Mit Beschluss vom 23. Februar 2022 (Bl. 292-295 Bd. XIV d.A.) hat die 16. große Strafkammer des Landgerichts Braunschweig der Beschwerde nicht abgeholfen und die Sache dem Oberlandesgericht Braunschweig zur Entscheidung vorgelegt. Die Kammer hält die Beschwerde der Staatsanwaltschaft bereits für unzulässig. Darüber hinaus gebe die Beschwerdebegründung aber auch in der Sache keinen Anlass zur Änderung der erlassenen Entscheidung. Dass die Einstellung im vorliegenden Verfahren zur Förderung der Durchführung des Verfahrens 6 KLs 23/19 erfolgt sei, sei unzutreffend und lasse sich der Einstellungsentscheidung auch nicht entnehmen. Darüber hinaus werde daran festgehalten, dass sich aufgrund der Erkenntnisse im Verfahren 6 KLs 23/19 eine nachfolgende Hauptverhandlung in der Sache 6 KLs 80/21 effizienter werde planen lassen.

Die Generalstaatsanwaltschaft vertritt das Rechtsmittel der Staatsanwaltschaft Braunschweig (Bl. 298-303 Bd. XIV d.A.). Sie beantragt, auf die Beschwerde der Staatsanwaltschaft Braunschweig den Beschluss der 16. großen Strafkammer des Landgerichts Braunschweig vom 7. Februar 2022 aufzuheben. Die Kammer habe jedenfalls nicht im Blick gehabt, dass nach derzeitigem Stand der beiden Verfahren nahezu ausgeschlossen erscheine, dass im vorliegenden Verfahren ein erstinstanzliches Urteil gegen den Angeklagten A. vor Erreichen der absoluten Grenze des § 78c Abs. 3 S. 2 StPO werde gefällt werden können, falls die in dem Verfahren 6 KLs 80/21 verhängte Sanktion nicht der bei der vorläufigen Verfahrenseinstellung gemäß § 154 Abs. 2 StPO erwarteten Strafe entsprechen oder das Verfahren mit einem Freispruch oder einer Verfahrenseinstellung aus Opportunitätsgründen enden sollte.

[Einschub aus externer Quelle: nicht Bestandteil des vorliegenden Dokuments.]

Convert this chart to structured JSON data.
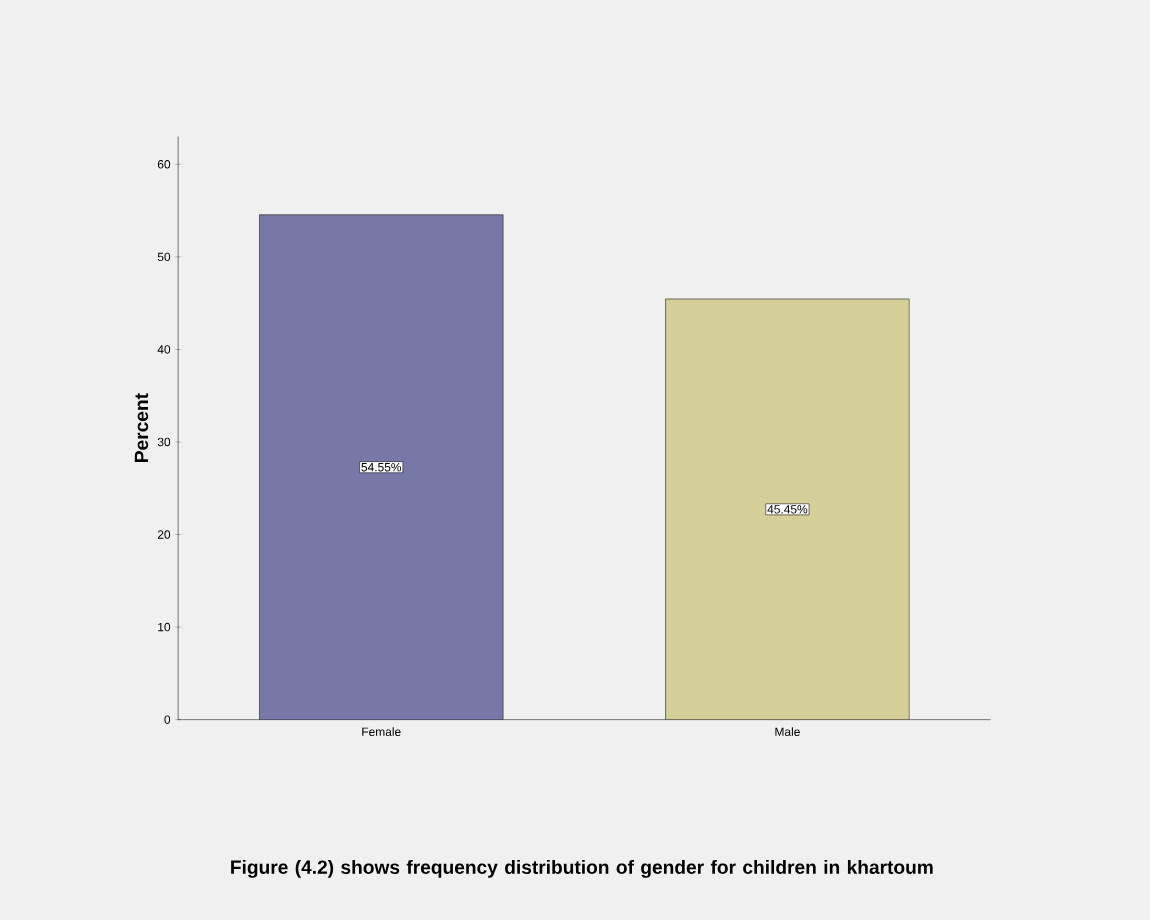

In dem Bezugsverfahren sei - da mit einer geständigen Einlassung des Angeklagten A. nicht zu rechnen und daher bei realistischer Prognose nahezu dasselbe Beweisprogramm durchzuführen sei, wie in der Sache 6 KLs 23/19 - mit einem Urteil nicht vor dem Jahr 2025 zu rechnen. Berücksichtige man ferner, dass der Angeklagte auch in vorliegender Sache nicht geständig sei und daher auch hier eine umfangreiche Beweisaufnahme erforderlich wäre, müsse in dem vorliegenden Verfahren spätestens im Laufe des Jahres 2023 mit der Hauptverhandlung begonnen werden, um nicht Gefahr zu laufen, dass Verjährung während laufender Hauptverhandlung eintrete.

Das Landgericht habe darüber hinaus aber auch ermessensfehlerhaft außer Acht gelassen, dass der Verfahrenseinstellung in vorliegender Sache die Erwartung zugrunde gelegen habe, das Bezugsverfahren gegen den Angeklagten A. würde im Februar 2021 beginnen. Wenn nunmehr das Bezugsverfahren nicht im Februar 2021, sondern frühestens Mitte des Jahres 2023 beginnen sollte, werde sich dies erheblich strafmildernd auswirken; das Landgericht hätte sich daher mit der Frage der Prognosekorrektur zumindest beschäftigen müssen. Konkrete Ausführungen dazu, ob in dem Bezugsverfahren weiterhin eine Strafe zu erwarten sei, neben derer die in dem vorliegenden Verfahren zu erwartende Strafe nicht beträchtlich ins Gewicht falle, fehlten indes.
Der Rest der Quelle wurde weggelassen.